The Hangenberg event impacted both marine and freshwater communities. This mass extinction impacted ammonites and trilobites, as well as jawed vertebrates including our tetrapod ancestors [27][28]. The Hangenberg is linked to the extinction of 44% of high-level vertebrate clades, including all placoderms and most sarcopterygians, and the complete turnover of the vertebrate biota[29]. This lead to the establishment of the modern vertebrate fauna, consisting mostly of actinopterygians, chondrichthyans, and tetrapods, in the Carboniferous.
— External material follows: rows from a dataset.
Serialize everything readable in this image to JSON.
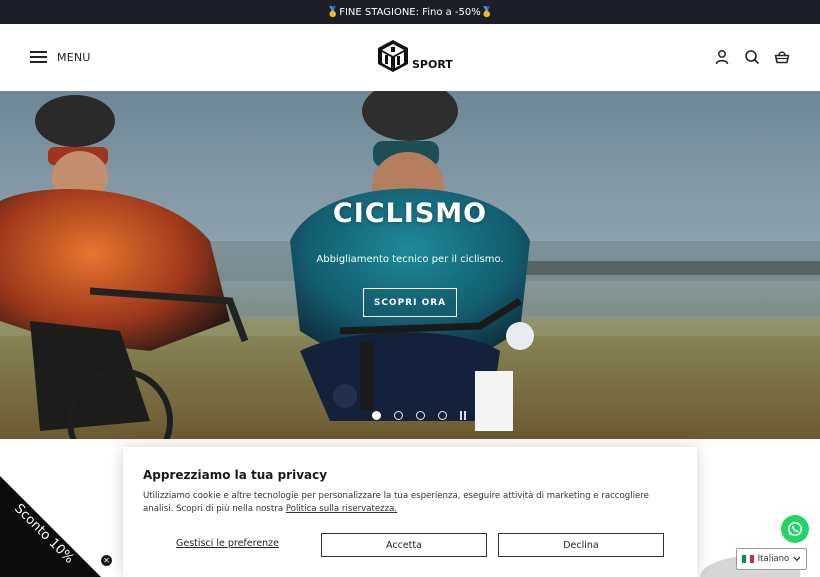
{
  "announcement": {
    "text": "🥇FINE STAGIONE: Fino a -50%🥇"
  },
  "header": {
    "menu_label": "MENU",
    "logo_text": "SPORT",
    "icons": [
      "account-icon",
      "search-icon",
      "cart-icon"
    ]
  },
  "hero": {
    "title": "CICLISMO",
    "subtitle": "Abbigliamento tecnico per il ciclismo.",
    "button_label": "SCOPRI ORA",
    "slides_total": 4,
    "active_slide": 1
  },
  "cookie": {
    "title": "Apprezziamo la tua privacy",
    "text": "Utilizziamo cookie e altre tecnologie per personalizzare la tua esperienza, eseguire attività di marketing e raccogliere analisi. Scopri di più nella nostra",
    "link_text": "Politica sulla riservatezza.",
    "manage_label": "Gestisci le preferenze",
    "accept_label": "Accetta",
    "decline_label": "Declina"
  },
  "discount_badge": {
    "text": "Sconto 10%"
  },
  "language": {
    "label": "Italiano"
  },
  "colors": {
    "announcement_bg": "#1d1f28",
    "whatsapp": "#25d366",
    "accent_text": "#ffffff"
  }
}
Romers Gap, a 15 million year hiatus in the early Carboniferous tetrapod record, has been linked to this event [30]. It is also likely that some of the losses attributed to the Kellwasser event actually occurred during the Hangenberg extinction, due to the poor Famennian record for marine invertebrates[31][32].


Magnitude

The late Devonian crash in biodiversity was more drastic than the familiar extinction event that closed the Cretaceous: a recent survey (McGhee 1996) estimates that 22 percent of all the families of marine animals (largely invertebrates) were eliminated. The family is a large unit, and to lose such a large number signifies a profound loss of ecosystem diversity. On a smaller scale, 57% of genera and at least 75% of species[33] did not survive into the Carboniferous. These latter estimates need to be treated with a degree of caution, as the estimates of species loss depend on surveys of Devonian marine taxa that are perhaps not well enough known to assess their true rate of losses, so it is difficult to estimate the effects of differential preservation and sampling biases during the Devonian.

Causes of the extinctions

Since the Kellwasser-related "extinctions" occurred over such a long time period, it is difficult to assign a single cause, and indeed to separate cause from effect. The sedimentological record shows that the late Devonian was a time of environmental change, which directly affected organisms and caused extinction. What caused these changes is somewhat more open to debate.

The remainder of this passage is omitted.